Many insurance companies currently suspend coverage once a dependent no longer classifies as a full time student. According to the Kaiser Foundation, individuals in New York State may stay on their parents’ insurance until they are 29 years old. However, they must be unmarried, not eligible for insurance under an employer and they must live in New York. However, in several other states, coverage ends when the dependent turns 19 years old. Fourteen states, including Virginia, Florida, Pennsylvania and Colorado, filed lawsuits against the new health care law. The suits claim that the new law is unconstitutional, since it demands that citizens have an insurance plan, or they will be fined. The 10th amendment declares that the national government is restricted to the rights specifically set out in the constitution. Health care is not one of those rights.

However, students must plan for their futures, whatever the outcome of possible litigation.

Elissa Dauria, FCLC ’10, is not sure how she will be covered once she graduates in May. “I’m [covered by] my stepdad’s insurance now, and I’m pretty sure it ends once I’m no longer a full-time student,” she said. “I believe that [we] can pay an extra amount monthly,” called the COBRA plan, “to extend it.”

“Ideally, I will have a job that has full benefits shortly after graduation, but that can’t be guaranteed. If I still don’t have a job with benefits when the age extension kicks in, I’ll be back on my parents’ coverage,” Dauria said.  ”Going insurance-less is not an option for me. I have five regular prescriptions, and no adult woman should ever be uninsured, even for just half a year. I think this new bill is a literal lifesaver for a lot of people. ”

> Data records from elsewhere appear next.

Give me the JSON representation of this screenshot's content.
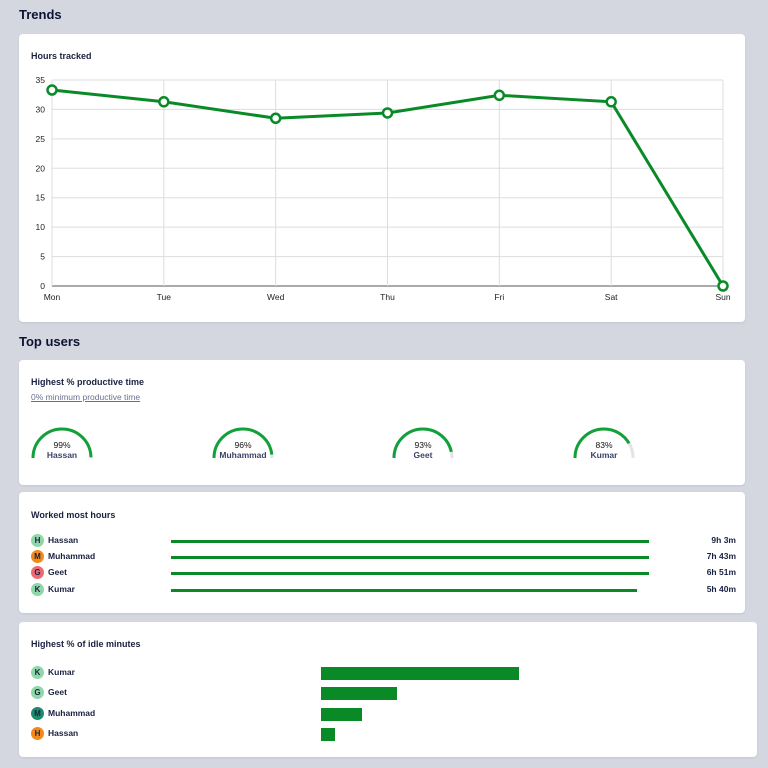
{
  "trends": {
    "heading": "Trends",
    "card_title": "Hours tracked"
  },
  "chart_data": {
    "type": "line",
    "title": "Hours tracked",
    "categories": [
      "Mon",
      "Tue",
      "Wed",
      "Thu",
      "Fri",
      "Sat",
      "Sun"
    ],
    "series": [
      {
        "name": "Hours tracked",
        "values": [
          33.3,
          31.3,
          28.5,
          29.4,
          32.4,
          31.3,
          0
        ]
      }
    ],
    "ylim": [
      0,
      35
    ],
    "yticks": [
      0,
      5,
      10,
      15,
      20,
      25,
      30,
      35
    ],
    "grid": true,
    "color": "#0a8a27"
  },
  "top_users": {
    "heading": "Top users"
  },
  "productive": {
    "title": "Highest % productive time",
    "link": "0% minimum productive time",
    "users": [
      {
        "pct_label": "99%",
        "value": 99,
        "name": "Hassan"
      },
      {
        "pct_label": "96%",
        "value": 96,
        "name": "Muhammad"
      },
      {
        "pct_label": "93%",
        "value": 93,
        "name": "Geet"
      },
      {
        "pct_label": "83%",
        "value": 83,
        "name": "Kumar"
      }
    ]
  },
  "worked": {
    "title": "Worked most hours",
    "users": [
      {
        "initial": "H",
        "name": "Hassan",
        "time": "9h 3m",
        "fraction": 1.0,
        "color": "#8fd6a8"
      },
      {
        "initial": "M",
        "name": "Muhammad",
        "time": "7h 43m",
        "fraction": 1.0,
        "color": "#f08a1c"
      },
      {
        "initial": "G",
        "name": "Geet",
        "time": "6h 51m",
        "fraction": 1.0,
        "color": "#ee6a72"
      },
      {
        "initial": "K",
        "name": "Kumar",
        "time": "5h 40m",
        "fraction": 0.975,
        "color": "#8fd6a8"
      }
    ]
  },
  "idle": {
    "title": "Highest % of idle minutes",
    "users": [
      {
        "initial": "K",
        "name": "Kumar",
        "fraction": 1.0,
        "color": "#8fd6a8"
      },
      {
        "initial": "G",
        "name": "Geet",
        "fraction": 0.384,
        "color": "#8fd6a8"
      },
      {
        "initial": "M",
        "name": "Muhammad",
        "fraction": 0.207,
        "color": "#1e8a6e"
      },
      {
        "initial": "H",
        "name": "Hassan",
        "fraction": 0.071,
        "color": "#f08a1c"
      }
    ]
  }
}
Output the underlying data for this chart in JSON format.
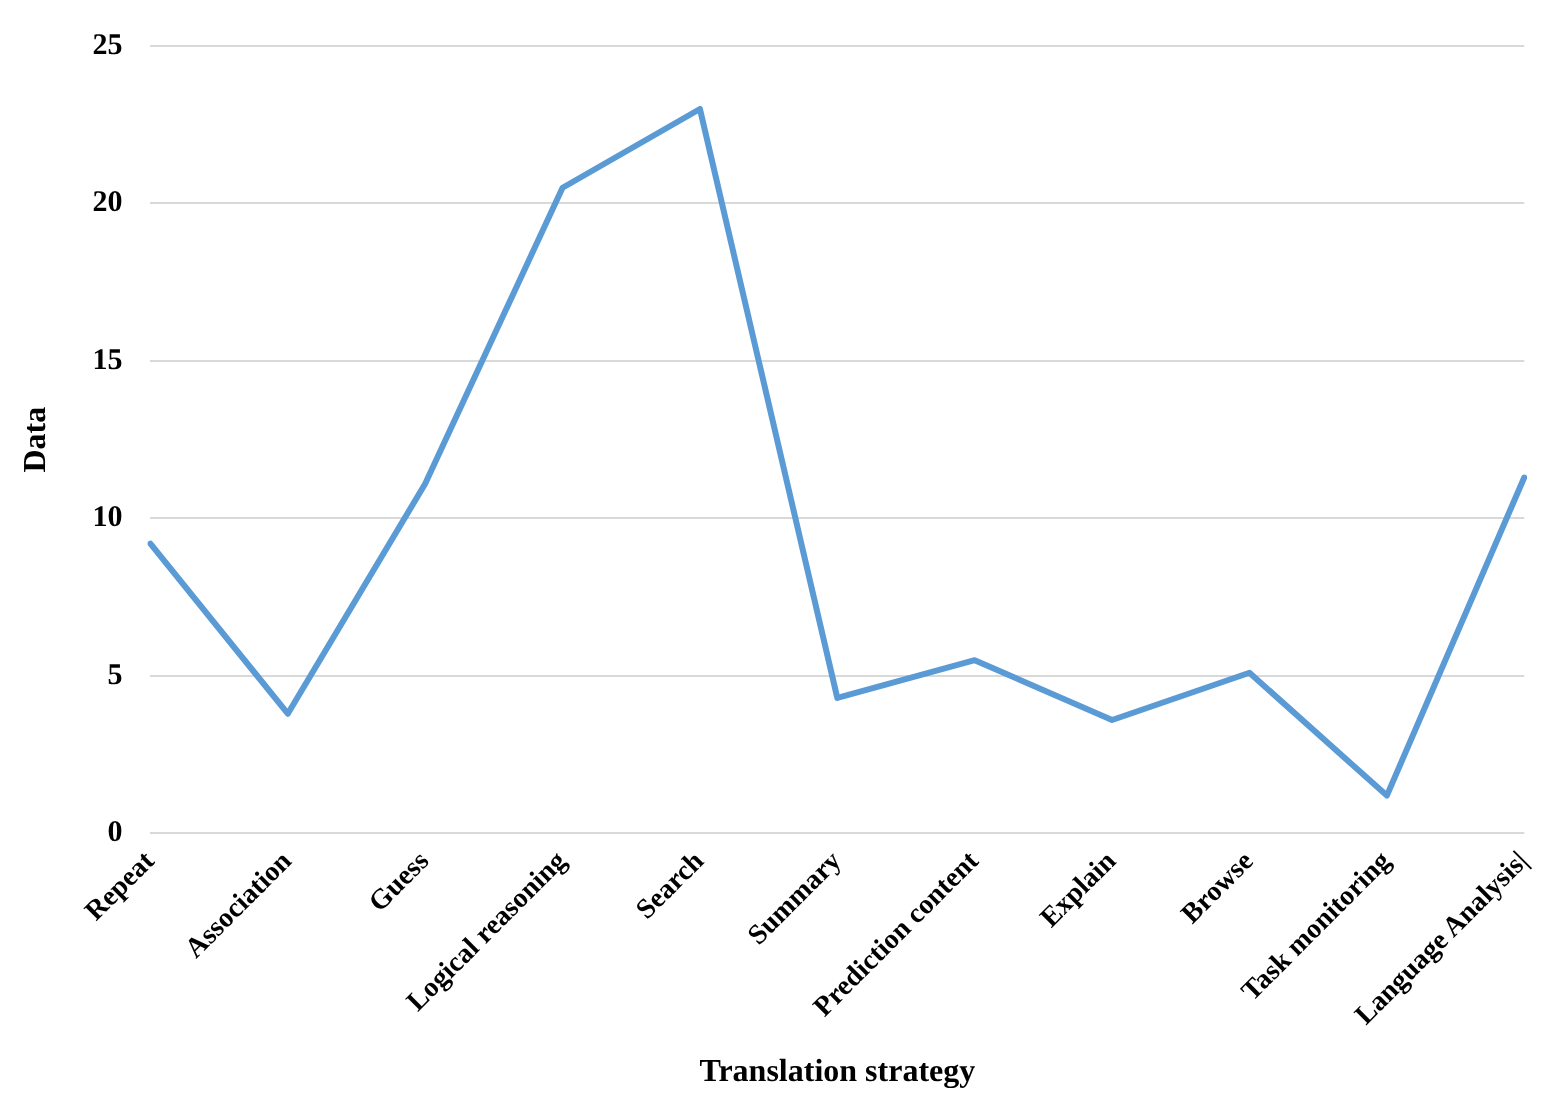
{
  "chart_data": {
    "type": "line",
    "xlabel": "Translation strategy",
    "ylabel": "Data",
    "categories": [
      "Repeat",
      "Association",
      "Guess",
      "Logical reasoning",
      "Search",
      "Summary",
      "Prediction content",
      "Explain",
      "Browse",
      "Task monitoring",
      "Language Analysis|"
    ],
    "series": [
      {
        "color": "#5b9bd5",
        "values": [
          9.2,
          3.8,
          11.1,
          20.5,
          23.0,
          4.3,
          5.5,
          3.6,
          5.1,
          1.2,
          11.3
        ]
      }
    ],
    "ylim": [
      0,
      25
    ],
    "yticks": [
      0,
      5,
      10,
      15,
      20,
      25
    ],
    "grid": "y",
    "legend": false,
    "marker": "none",
    "line_style": "solid"
  }
}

Ian Christie, FCLC ’10, lost coverage on his parents’ insurance when he turned 22. “I’ll get it back as soon as this portion of the law goes into effect. Needless to say, I’m thrilled,” Christie said. “I was dropped unexpectedly and haven’t been to a doctor—despite needing to go on several occasions—for some time.”

de la Fuente recently spoke to his father about whether he will be covered on his insurance after graduation. “He said I could find a job, or go to graduate school, because his health care wouldn’t continue to cover me,” de la Fuente said, who decided to attend graduate school, which will ensure coverage for at least another two years. “I’m a big proponent of universal health care… it’s not just every American for themselves, it’s about caring for the collective.”

Kathleen Malara, the director of health services at Fordham, encourages students to look into their health care options. “Most people don’t people don’t think about [insurance] until they need to,” she said.

Gregory Pappas, assistant vice president of student affairs and dean of student services at the Fordham College of Rose Hill (FCRH), is available to help graduating students extend their health care coverage through plans contracted through Fordham.

Students should also contact the financial aid office if they have questions about their student loans.

*Jenni Hashimoto, FCLC ’11, Juliet Ben-Ami, FCLC ’11, and Kyle Morrison, FCLC ’12, contributed to this report.